Sigmund Freud, the last great defender of the Enlightenment (despite his own rediscovery of the irrational), put his finger on the neurotic origin and character of this hostility: “Against the dreaded external world one can only defend oneself by … going over to the attack against nature and subjecting her to the human will.”
Nature as the enemy. A bad attitude in my book!

Among other things, in [complex] systems small inputs can cause outputs that are disproportionate to the input by triggering a cascade of positive feedback. Or given enough time, small inputs can slowly amplify into large effects.
Societies and climates are complex entities and contain surprises.

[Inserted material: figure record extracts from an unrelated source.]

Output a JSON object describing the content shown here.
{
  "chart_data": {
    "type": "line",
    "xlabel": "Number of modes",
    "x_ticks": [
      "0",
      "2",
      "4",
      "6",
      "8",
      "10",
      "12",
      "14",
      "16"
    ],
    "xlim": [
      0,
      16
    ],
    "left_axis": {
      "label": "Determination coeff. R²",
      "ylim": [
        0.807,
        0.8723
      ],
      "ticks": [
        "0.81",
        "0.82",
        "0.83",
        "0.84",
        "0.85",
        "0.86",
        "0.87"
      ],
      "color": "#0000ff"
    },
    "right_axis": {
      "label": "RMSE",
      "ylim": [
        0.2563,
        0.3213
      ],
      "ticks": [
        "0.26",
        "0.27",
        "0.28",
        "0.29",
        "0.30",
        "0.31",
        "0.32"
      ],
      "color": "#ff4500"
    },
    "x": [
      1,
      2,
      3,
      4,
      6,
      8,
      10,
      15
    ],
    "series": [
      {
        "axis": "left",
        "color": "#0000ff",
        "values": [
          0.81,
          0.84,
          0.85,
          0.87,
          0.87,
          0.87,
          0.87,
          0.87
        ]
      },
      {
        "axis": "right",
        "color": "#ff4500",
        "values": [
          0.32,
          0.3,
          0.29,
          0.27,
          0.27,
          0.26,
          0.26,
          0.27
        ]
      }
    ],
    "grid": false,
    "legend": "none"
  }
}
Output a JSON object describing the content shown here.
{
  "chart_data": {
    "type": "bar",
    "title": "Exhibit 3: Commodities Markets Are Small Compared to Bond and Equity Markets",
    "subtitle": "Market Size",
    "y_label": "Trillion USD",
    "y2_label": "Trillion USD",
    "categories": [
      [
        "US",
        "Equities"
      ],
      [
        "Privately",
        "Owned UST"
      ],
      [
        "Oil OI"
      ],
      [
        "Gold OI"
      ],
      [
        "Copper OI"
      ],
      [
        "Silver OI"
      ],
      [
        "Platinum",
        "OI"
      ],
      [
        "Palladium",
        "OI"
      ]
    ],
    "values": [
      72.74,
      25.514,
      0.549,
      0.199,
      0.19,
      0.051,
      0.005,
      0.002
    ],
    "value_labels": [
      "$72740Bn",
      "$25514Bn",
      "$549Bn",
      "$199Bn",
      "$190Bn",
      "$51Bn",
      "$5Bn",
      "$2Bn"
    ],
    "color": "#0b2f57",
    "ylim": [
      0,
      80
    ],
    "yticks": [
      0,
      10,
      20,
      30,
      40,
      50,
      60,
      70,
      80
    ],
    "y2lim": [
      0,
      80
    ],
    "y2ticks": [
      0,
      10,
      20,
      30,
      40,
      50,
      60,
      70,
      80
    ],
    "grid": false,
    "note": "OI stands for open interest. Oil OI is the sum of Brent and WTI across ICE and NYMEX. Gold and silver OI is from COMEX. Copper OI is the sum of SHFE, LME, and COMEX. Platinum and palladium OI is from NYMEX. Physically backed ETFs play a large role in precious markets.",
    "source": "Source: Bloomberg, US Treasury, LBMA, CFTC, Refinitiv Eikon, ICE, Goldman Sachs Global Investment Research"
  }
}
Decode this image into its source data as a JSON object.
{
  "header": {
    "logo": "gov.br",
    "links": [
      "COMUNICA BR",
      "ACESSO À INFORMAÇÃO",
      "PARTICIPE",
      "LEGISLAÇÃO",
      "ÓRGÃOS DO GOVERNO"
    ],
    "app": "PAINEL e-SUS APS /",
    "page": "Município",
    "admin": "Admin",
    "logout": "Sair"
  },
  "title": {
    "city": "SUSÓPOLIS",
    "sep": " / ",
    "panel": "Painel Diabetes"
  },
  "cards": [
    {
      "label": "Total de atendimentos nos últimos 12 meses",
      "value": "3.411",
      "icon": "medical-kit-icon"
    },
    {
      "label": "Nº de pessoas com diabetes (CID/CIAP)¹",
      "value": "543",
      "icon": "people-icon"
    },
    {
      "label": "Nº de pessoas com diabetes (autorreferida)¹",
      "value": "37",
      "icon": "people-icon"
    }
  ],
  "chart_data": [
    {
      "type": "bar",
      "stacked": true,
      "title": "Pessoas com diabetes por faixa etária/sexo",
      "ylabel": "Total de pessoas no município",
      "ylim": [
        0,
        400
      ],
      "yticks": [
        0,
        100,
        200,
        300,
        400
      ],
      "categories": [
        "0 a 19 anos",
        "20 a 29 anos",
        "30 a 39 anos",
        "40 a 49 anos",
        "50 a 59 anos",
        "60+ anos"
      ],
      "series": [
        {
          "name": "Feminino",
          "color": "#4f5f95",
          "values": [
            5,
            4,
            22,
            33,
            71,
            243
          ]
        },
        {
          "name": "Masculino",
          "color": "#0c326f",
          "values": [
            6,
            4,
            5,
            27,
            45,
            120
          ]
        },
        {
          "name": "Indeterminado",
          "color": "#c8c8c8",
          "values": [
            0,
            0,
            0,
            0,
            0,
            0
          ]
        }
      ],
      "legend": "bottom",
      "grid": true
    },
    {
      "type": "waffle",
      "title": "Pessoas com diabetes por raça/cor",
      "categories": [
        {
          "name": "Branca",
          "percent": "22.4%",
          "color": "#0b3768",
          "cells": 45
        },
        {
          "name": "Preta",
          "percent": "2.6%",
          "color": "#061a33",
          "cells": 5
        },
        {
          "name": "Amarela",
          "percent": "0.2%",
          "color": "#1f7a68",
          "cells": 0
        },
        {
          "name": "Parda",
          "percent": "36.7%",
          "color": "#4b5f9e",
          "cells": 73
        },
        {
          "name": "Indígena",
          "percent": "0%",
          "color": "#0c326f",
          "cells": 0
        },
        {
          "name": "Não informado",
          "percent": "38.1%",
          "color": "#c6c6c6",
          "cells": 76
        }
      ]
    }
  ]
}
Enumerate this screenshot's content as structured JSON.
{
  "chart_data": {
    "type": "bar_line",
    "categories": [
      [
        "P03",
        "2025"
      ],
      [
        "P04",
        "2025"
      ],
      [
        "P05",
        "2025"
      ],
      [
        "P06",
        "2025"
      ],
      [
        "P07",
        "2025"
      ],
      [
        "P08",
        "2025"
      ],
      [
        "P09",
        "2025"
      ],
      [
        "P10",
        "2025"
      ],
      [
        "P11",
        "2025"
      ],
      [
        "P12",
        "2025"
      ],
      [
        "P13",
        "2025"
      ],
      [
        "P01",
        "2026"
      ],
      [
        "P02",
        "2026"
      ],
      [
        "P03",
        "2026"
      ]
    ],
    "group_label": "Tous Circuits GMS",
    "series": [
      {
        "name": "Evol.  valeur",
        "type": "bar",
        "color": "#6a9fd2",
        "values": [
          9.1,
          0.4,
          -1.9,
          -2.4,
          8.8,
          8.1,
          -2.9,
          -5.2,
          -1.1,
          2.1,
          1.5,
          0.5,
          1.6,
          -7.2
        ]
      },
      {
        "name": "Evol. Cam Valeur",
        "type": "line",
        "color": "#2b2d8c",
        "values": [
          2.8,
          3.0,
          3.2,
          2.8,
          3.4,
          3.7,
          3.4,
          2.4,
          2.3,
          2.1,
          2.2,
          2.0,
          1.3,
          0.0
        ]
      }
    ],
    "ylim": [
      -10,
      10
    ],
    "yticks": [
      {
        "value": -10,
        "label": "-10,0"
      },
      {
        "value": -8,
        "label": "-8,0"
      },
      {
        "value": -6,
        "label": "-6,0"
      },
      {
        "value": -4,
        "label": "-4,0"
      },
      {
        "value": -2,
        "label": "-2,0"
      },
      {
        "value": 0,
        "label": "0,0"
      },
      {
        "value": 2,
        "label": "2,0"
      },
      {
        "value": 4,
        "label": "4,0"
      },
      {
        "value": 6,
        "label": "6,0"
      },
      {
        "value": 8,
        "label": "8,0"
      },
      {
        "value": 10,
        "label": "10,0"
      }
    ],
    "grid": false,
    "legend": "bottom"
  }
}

Be prepared!

The claim that the major protagonists of the distinctively modern moral causes of the modern world—I am not here speaking at all of those who seek to uphold older traditions which have somehow or other survived into some sort of coexistence with modernity—offer a rhetoric which serves to conceal behind the masks of morality what are in fact the preferences of arbitrary will and desire is not of course an original claim. For each of the contending protagonists of modernity, while for obvious reasons unwilling to concede that the claim is true in their own case, is prepared to make it about those against whom they contend.

In losing religion, man lost the concrete connection with a transcendent realm of being; he was set free to deal with this world in all its brute objectivity. But he was bound to feel homeless in such a world, which no longer answered the needs of his spirit.